Снова меня взялись натаскивать, подумал я так скрытно, что женщины вроде как ничего не заподозрили. – И обучать. С чего я так поддаюсь девочке, если сама она… А уж лекция была – прямо поэма в прозе. Остряки эти геологи – такие названия придумывать. Лейкозокуляр какой-то…
В этот самый миг явился ларчик – именно такой, как я представил себе из той повестушки. С высокой, шатром, крышкой и россыпью блестяшек внутри.
Потом мне завязали глаза (сразу вспомнился Хельмутов платок из фуляра) и сунули правую руку внутрь.
Самоцветы не излучали, как книги. Это было скорее как оплотненная музыка, ее теплый аромат, может быть, дурман. Или калейдоскоп образов, который я ощущал под рукой – клубки нитей, цепочки искр, что разматывались и уносились вдаль по своим сложным траекториям.
Ощущал – но не проникал внутрь. Они таились от меня, эти камни.
Однако я всё сильней чувствовал, что под моими пальцами нечто переливается, как опал или александрит – изнутри наружу. Переполняет свой сосуд через край и выплескивается. И что уже есть центр этих движений – то, что не излучает, а впитывает.
И когда я нащупал его, я это вынул. Зажал в пальцах – крошечное и жгучее.
Женщины удовлетворенно рассмеялись. Кто-то из них стащил повязку, и перед моими освобожденными глазами, в моей протянутой руке сверкал слиток чистейшей синевы – размером с горошину, но такой яркий, что заполнял собой всю комнату.

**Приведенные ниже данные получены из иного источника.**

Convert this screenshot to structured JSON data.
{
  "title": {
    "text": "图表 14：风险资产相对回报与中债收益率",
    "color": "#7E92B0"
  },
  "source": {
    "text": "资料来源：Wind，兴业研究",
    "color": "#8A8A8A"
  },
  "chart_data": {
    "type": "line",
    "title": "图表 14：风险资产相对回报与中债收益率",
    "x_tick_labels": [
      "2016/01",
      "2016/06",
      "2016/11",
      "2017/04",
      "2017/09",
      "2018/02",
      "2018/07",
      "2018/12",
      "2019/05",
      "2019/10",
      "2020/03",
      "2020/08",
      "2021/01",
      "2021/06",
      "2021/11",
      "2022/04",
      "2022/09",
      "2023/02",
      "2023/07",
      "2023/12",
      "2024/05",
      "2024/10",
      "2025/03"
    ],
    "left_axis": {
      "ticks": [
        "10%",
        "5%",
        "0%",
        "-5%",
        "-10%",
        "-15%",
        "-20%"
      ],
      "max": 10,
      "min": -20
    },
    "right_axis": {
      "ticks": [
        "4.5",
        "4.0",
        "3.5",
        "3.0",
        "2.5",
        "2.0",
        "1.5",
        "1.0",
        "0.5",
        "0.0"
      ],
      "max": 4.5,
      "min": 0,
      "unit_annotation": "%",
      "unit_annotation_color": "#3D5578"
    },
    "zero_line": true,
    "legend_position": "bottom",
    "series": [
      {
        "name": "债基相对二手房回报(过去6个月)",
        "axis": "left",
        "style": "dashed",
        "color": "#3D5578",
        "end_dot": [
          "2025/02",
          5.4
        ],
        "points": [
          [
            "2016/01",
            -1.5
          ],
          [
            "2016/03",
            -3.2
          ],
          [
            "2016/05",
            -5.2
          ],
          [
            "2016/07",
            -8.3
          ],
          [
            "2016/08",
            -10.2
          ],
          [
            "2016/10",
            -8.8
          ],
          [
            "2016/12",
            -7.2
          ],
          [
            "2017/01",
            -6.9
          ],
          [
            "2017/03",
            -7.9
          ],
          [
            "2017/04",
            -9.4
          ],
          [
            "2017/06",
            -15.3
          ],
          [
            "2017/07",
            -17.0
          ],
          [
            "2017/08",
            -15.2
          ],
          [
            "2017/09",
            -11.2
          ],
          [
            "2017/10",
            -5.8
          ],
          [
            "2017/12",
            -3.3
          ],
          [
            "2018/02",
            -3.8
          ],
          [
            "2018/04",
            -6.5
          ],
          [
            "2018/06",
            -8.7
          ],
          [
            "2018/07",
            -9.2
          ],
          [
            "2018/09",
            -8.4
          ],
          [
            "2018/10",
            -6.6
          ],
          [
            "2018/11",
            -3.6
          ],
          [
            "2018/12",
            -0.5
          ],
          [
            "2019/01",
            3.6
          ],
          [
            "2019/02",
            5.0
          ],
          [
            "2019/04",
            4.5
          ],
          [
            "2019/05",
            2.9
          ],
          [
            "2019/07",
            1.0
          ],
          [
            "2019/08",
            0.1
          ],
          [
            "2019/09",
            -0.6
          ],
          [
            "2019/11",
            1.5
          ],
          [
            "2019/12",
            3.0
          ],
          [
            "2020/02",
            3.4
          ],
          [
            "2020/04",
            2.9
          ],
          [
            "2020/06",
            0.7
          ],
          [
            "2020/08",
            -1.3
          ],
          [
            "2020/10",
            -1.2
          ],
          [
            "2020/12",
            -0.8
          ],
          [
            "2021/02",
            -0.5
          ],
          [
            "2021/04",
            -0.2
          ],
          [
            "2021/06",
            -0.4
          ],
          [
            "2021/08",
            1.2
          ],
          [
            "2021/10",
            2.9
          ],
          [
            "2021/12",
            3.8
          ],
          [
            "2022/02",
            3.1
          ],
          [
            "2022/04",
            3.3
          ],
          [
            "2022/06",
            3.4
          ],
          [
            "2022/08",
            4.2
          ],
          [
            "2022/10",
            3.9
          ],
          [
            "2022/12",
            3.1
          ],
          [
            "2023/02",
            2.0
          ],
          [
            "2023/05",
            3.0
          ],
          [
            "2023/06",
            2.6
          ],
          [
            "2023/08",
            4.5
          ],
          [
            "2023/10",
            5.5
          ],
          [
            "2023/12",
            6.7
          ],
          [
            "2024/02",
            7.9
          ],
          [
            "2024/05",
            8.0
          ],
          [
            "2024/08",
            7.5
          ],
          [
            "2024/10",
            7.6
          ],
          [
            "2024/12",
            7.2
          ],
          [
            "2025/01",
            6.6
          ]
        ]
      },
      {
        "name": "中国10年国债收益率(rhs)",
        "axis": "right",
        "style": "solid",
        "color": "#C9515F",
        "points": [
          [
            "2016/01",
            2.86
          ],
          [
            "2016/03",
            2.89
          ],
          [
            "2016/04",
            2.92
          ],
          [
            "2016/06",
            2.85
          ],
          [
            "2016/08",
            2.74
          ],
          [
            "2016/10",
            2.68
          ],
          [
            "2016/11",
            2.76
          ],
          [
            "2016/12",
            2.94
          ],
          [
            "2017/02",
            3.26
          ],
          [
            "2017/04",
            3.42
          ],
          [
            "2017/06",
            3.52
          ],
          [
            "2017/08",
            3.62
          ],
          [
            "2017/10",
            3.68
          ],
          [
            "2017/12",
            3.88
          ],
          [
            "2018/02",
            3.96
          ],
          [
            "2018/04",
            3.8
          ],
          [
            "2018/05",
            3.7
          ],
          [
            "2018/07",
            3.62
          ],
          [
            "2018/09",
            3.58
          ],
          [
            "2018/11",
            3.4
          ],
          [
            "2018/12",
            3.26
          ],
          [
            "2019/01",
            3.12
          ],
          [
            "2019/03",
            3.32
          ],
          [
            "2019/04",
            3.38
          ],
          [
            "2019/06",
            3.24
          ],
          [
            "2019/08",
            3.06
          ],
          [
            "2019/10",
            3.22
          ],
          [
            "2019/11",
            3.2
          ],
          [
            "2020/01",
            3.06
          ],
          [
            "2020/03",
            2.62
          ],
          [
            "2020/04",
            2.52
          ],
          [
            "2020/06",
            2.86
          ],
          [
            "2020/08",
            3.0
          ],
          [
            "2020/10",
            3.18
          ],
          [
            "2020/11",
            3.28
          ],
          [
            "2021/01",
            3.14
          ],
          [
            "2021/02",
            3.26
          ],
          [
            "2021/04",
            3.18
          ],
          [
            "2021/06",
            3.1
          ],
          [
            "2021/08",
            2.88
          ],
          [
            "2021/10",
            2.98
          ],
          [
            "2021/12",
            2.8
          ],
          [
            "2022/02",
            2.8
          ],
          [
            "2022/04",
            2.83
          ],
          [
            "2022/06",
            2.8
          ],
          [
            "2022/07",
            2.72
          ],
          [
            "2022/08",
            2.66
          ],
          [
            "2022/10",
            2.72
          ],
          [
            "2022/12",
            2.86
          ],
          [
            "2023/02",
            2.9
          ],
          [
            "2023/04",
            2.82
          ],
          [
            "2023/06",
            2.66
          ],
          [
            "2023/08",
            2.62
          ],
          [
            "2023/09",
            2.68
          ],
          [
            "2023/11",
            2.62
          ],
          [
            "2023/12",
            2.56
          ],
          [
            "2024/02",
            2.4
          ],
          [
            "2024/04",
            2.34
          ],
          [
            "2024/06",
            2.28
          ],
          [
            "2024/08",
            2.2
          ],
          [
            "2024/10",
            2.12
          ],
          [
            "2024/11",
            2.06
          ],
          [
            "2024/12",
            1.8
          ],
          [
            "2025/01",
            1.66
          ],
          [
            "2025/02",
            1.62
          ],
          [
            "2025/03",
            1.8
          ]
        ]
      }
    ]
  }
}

– Голубой карбункул, – произнесла Асия с благоговением. – Его цвет меняется и густеет в полутьме, когда его пустота вбирает в себя чужую наполненность. Однако на сей раз он превзошёл самого себя.
Пока отдайте его мне, риттер Пабло. Рисунок для оправы кольца я подберу легко. Белое золото, наверное? Для тёмного серебра или чёрного железа вы слишком молоды.
Я понял из ее слов, что чем более уважаем Сумрачник, тем более простой металл идёт на его ритуальные знаки.
– Так это самодельный камешек? – спросил я Марию, когда мы бодро поспешали домой. – Пересотворённый?
– Как и ты сам, – ответила она. – Потому-то мы с посестрой так и радовались. Ты выбрал достойный амулет и славную судьбу.
– Посестра?
– Названая сестра. Мы с ней подружки и ровесницы: обеим хорошо за сорок. Только я еще девчонка, а она уже вдова. Весьма уважаемая.
На это я так ничего и не смог ответить. Слишком удивителен был тот потайной мир, куда меня ненароком занесло из моей погибельной вселенной.
– Я совершал над тобой обряд раскрытия силы, только пожёстче обыкновенного, – сказал Хельмут, разглядывая моё кольцо. – Как над теми Древними, кто чувствовал себя жутким грешником. Сплошная импровизация, однако. – Только твоя Мари уж так импровизирует с ритуалом утверждения в этой самой силе… Хотя и ты необычный. И результаты неожиданные. И само колечко.
По ободу последнего были вырезаны объемные фигурки людей, зверей и птиц, которые, соединив руки, лапы и крылья, заплетались в причудливый хоровод. Зеленовато-голубой кабошон был высоко поднят на этой толпой и зажат как бы в клюве гигантской птицы, отчего находился в тени. Оправа позволяла угадать краешек глаза, но сам Симург пребывал лишь в воображении того, кто смотрел на перстень.
– Хельм, а кто такой Симург?
– Иоганн объяснял. Вроде такая птица, что состоит из тридцати разных. Крылатый царь мира, в общем, и соединённая разумность.
Да, теперь я понял или вспомнил. Знание этого стояло неподалёку от меня – родильный браслет Беттины также использовал похожую символику и был не менее красив. Я удивлялся, как быстро дама Асия с ее прислужниками задумали и выполнили такую тонкую работу. Цвета малых гранатов как бы непрерывно перетекали один в другой, отражаясь в центральном камне и принимая в себя его багрянец, чернь змеилась по тусклому, будто старинному серебру, широкий обруч изображал виноградную лозу, где еле проклюнувшиеся почки казались чешуями. Кисть Беттины с неким трудом проделась в оберег. Мне сказали, что когда она родит, браслет сломают и переплавят, а камни используют на украшение другой женщины.
– Жалко, – сказал я. – Это суеверие такое?
– Суеверия тоже возникают не на пустом месте, – ответила мне Делия, матушка Марии. – Опасные для плода эманации копятся внутри камней и меняют структуру металла, их приходится распылять. Ну ничего, за два года Беттине самой надоест красоваться в одном и том же.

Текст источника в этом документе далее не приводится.